Apagou o fifó, subiu para a rede e se deitou. |
TOCAIA GRANDE
(Jorge Amado)
Episódio Nº 241
Bastião da Rosa era um rapaz de bem,
loiro de olhos azuis, um gringo e tanto, casa posta com farteza. Mas seu homem,
aquele que lhe esquentava o sangue e lhe aparecia em sonhos, era o negro Castor
Abduim, ferrador de burros, Tição de Apelido.
Ia por vontade própria, levava a trouxa na mão
direita, na esquerda o coração.
Ajoelhado, Tição mantinha imóvel a pata
da mula Lamiré, calçava-lhe ferradura nova, o martelo suspenso no ar. Edu,
aprendiz a seu costado, estendia-lhe os cravos, e o moleque Trabuco, ajudante
de tropeiro, admirava-lhe a perícia.
Diva parou diante dele e lhe sorriu. Castor
também sorriu, e se demonstrou surpresa não deu a perceber. Não trocaram
palavra: ele baixou o martelo sobre o cravo, a mula nem sentiu.

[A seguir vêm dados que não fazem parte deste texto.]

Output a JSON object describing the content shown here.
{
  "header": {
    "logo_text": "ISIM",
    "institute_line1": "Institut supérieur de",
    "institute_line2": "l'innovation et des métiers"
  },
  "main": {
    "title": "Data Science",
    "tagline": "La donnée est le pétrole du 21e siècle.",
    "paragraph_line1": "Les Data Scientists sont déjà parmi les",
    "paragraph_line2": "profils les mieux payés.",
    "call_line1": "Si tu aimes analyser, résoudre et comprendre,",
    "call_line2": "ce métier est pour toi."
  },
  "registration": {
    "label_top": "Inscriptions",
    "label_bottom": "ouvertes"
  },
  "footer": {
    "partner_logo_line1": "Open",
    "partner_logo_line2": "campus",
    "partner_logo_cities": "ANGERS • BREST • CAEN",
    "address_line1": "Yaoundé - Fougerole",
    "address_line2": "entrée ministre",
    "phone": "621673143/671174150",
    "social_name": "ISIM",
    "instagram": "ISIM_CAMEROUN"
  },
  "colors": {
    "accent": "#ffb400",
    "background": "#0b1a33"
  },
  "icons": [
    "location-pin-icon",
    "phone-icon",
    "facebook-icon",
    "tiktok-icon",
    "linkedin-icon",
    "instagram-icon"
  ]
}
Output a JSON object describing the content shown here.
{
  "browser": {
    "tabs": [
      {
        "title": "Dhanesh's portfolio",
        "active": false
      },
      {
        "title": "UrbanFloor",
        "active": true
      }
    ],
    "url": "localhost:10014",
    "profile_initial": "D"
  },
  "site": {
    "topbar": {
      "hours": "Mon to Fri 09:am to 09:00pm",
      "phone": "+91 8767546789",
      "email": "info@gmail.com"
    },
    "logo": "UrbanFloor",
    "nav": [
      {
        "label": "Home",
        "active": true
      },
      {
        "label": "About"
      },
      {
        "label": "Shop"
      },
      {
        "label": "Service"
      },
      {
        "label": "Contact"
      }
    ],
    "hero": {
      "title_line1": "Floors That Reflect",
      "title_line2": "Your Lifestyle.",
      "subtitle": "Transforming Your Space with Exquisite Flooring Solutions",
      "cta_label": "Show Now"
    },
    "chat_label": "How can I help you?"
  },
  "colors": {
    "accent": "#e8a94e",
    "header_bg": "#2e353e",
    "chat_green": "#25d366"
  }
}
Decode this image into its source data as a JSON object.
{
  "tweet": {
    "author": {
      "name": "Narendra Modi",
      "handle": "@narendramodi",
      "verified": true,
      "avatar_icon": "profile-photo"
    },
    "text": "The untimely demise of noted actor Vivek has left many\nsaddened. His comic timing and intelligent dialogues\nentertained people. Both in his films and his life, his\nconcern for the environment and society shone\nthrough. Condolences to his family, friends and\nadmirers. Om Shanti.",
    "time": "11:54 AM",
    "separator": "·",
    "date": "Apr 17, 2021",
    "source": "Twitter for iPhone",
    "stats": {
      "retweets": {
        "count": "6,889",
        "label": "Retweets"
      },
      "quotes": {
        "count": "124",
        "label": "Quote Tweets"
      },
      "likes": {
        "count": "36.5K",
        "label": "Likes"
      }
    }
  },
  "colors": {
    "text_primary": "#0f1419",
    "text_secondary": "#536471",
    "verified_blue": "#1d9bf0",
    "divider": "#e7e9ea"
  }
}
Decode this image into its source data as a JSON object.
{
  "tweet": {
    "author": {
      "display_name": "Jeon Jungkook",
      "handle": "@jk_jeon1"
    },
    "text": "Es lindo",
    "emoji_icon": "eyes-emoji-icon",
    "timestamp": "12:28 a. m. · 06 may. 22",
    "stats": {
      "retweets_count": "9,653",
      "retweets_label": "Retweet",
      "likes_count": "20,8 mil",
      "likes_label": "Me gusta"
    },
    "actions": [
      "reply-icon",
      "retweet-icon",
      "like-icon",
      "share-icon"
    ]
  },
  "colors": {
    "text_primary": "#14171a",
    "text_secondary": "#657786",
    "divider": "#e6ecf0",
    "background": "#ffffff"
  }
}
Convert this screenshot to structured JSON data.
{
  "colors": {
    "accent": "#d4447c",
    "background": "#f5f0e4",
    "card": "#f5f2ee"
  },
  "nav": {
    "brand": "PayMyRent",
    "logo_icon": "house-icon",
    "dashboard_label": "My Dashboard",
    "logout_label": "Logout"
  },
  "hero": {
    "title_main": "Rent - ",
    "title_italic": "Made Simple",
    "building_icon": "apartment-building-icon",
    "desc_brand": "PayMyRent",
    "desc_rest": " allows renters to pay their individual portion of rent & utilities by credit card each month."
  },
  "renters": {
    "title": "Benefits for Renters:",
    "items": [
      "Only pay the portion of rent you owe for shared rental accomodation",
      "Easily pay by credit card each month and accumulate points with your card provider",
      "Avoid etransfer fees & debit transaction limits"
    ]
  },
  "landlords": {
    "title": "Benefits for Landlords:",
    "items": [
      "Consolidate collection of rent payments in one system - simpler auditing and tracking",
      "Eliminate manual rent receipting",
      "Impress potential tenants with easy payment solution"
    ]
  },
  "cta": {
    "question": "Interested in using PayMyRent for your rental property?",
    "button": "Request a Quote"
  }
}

Festejada por Alma Penada e Oferecida,
Diva atravessou a porta, entrou em casa, em sua casa. O fogo crescia na forja, Diva tomou o
fifó aceso, iluminou o quarto onde nunca estivera: a esteira no chão, a rede
dependurada, num caixote os trapos de vestir. Junto às calças e camisas, as
poucas vestes de Tição, arrumou as duas saias, outras tantas anáguas e as
blusas, o vestido de chitão, as chinelas.
Apagou o fifó, subiu para a rede e se deitou.
Daí em diante, nenhuma outra, fosse ela quem fosse, a ocuparia. Tinha dona.
Deixou-se envolver pelo cheiro de seu
homem, riu baixinho o riso desatado do primeiro encontro e sentiu-se em paz:
amanhã seriam duas as manchas de sangue, de seu sangue, na florada e suja rede
de casal.
O ARRUADO DESFILAM
AS PRENHAS NO AFLUXO DE BICHOS E VIVENTES
1
Barrigas empinadas, as prenhas
desfilavam orgulhosas nos limites de Tocaia Grande: ganhariam meninos quando o
verão chegasse no fim da safra. De início apenas Diva e Abigail, filha caçula
de José dos Santos; a seguir se incorporaram Isaura, onze meses mais velha do
que a irmã, e Dinorá, casada com Jãozé.
Com o advento dos estancianos, o cortejo
das grávidas iria quase duplicar, pois três mulheres do clã estavam pejadas,
também elas desovariam nas mãos beneméritas de Jacinta Coroca.
Dinorá começara a renascer no dia em que
avistaram Tocaia
Grande e Jãozé aflorou-lhe com os dedos
de esperança o rosto fatigado e poeirento. Morta-viva, vinha sustentando por
milagre a vida no corpo raquítico do enfezado a choramingar em seus braços, certa
de que para eles tudo se acabara no dia do juízo final quando foram expulsos da
meação em Maroim.
Mas ao avistar o vale pujante e belo e
ao sentir a carícia inatendida, a mão calejada e amorosa do homem, pensou que
talvez naqueles ermos pudesse voltar ao amanho da terra, à criação de bichos, a
sentir vontade, calor nas partes, capaz até de emprenhar: apt a de novo para o trabalho e a cama.